It was a hard thing, dying was.

In this August of 1991, a summer that had been one of the hottest in Louisiana's long history of hellish seasons, Dan was forty-two years old. He looked ten years older, his rawboned, heavily lined face a testament to his ceaseless combat with pain. It was a fight he knew he couldn't win. If he knew for certain he would live three more years, he wasn't sure if he'd be happy about it. Right now it was day-to-day. Some days were all right, some weren't worth a bucket of warm spit. But it wasn't in his nature to give up, no matter how tough things got. His father, the quitter, had not raised a quitter. In this, at least, Dan could find strength. He drove on along the arrow-straight line of 70th Street, past strip malls and car lots and fast-food joints. He drove on into the merciless sun and the smell of murdered innocents.

Lining the commercial carnival of 70th Street was a score of barbecue restaurants, and it was from their kitchen chimneys that this odor of burned flesh rose into the scalded sky. It was just after nine, and already the temperature sign in front of the Friendship Bank of Louisiana read eighty-six degrees. The sky was cloudless, but was more white than blue, as if all the color had been bleached from it. The sun was a burnished ball of pewter, a promise of another day of misery across the Gulf states. Yesterday the temperature had hit a hundred and two, and Dan figured that today it was going to be hot enough to fry pigeons on the wing. Afternoon showers passed through every few days, but it was just enough to steam the streets. The Red River flowed its muddy course through Shreveport to the bayou country and the air shimmered over the larger buildings that stood iron-gray against the horizon.

Dan had to stop for a red light. The pickup's brakes squealed a little, in need of new pads. A job replacing rotten lumber on a patio deck last week had made him enough to pay the month's rent and utilities, and he'd had a few dollars left over for groceries. Still, some things had to slide. He'd missed two payments on the pickup, and he needed to go in and see Mr. Jarrett to work something out.
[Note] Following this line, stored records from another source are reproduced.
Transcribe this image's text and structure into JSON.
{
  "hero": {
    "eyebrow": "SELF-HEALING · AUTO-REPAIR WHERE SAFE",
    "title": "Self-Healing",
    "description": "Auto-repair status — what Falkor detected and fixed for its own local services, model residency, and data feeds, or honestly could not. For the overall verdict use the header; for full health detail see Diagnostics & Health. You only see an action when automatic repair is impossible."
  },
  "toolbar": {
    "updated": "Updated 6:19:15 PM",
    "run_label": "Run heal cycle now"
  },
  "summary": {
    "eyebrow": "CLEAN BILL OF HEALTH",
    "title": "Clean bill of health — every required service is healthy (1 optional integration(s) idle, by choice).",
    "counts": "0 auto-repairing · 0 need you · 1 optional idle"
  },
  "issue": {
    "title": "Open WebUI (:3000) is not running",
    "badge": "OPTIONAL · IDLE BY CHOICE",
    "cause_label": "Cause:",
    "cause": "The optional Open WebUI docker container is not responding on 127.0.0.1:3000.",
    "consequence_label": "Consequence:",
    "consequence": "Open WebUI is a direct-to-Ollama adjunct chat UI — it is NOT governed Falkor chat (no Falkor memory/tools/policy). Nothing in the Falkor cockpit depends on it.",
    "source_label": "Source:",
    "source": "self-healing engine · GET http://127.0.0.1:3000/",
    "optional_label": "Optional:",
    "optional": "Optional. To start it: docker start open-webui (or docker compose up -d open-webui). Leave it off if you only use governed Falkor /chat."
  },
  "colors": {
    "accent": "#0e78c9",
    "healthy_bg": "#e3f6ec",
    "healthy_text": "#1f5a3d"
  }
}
Mr. Jarrett, the loan manager at the First Commercial Bank, understood that Dan had fallen on hard times, and cut him some slack.

The pain was back behind his eyes. It lived there, like a hermit crab. Dan reached beside himself on the seat, picked up the white bottle of Excedrin, and popped it open. He shook two tablets onto his tongue and chewed them. The light turned green and he drove on, toward Death Valley.

Dan wore a rust-colored short-sleeve shirt and blue jeans with patches on the knees. Under a faded blue baseball cap, his thinning brown hair was combed back from his forehead and spilled over his shoulders; haircuts were not high on his list of priorities. He had light brown eyes and a close-cropped beard that was almost all gray. On his left wrist was a Timex and on his feet was a sturdy pair of brown, much-scuffed workboots. On his right forearm was the bluish-green ghost of a snake tattoo, a reminder of a burly kid who'd had one too many cheap and potent zombies with his buddies on a night of leave in Saigon. That kid was long gone, and Dan was left with the tattoo. The Snake Handlers, that's what they'd been. Not afraid to stick their hands in the jungle's holes and pull out whatever horror might be coiled up and waiting in there. They had not known, then, that the entire world was a snake hole, and that the snakes just kept getting bigger and meaner. They had not known, in their raucous rush toward the future, that the snakes were lying in wait not only in the holes but in the mowed green grass of the American Dream. They got your legs first, wound around your ankles, and slowed you down. They slithered into your guts and made you sick and afraid, and then you were easy to kill.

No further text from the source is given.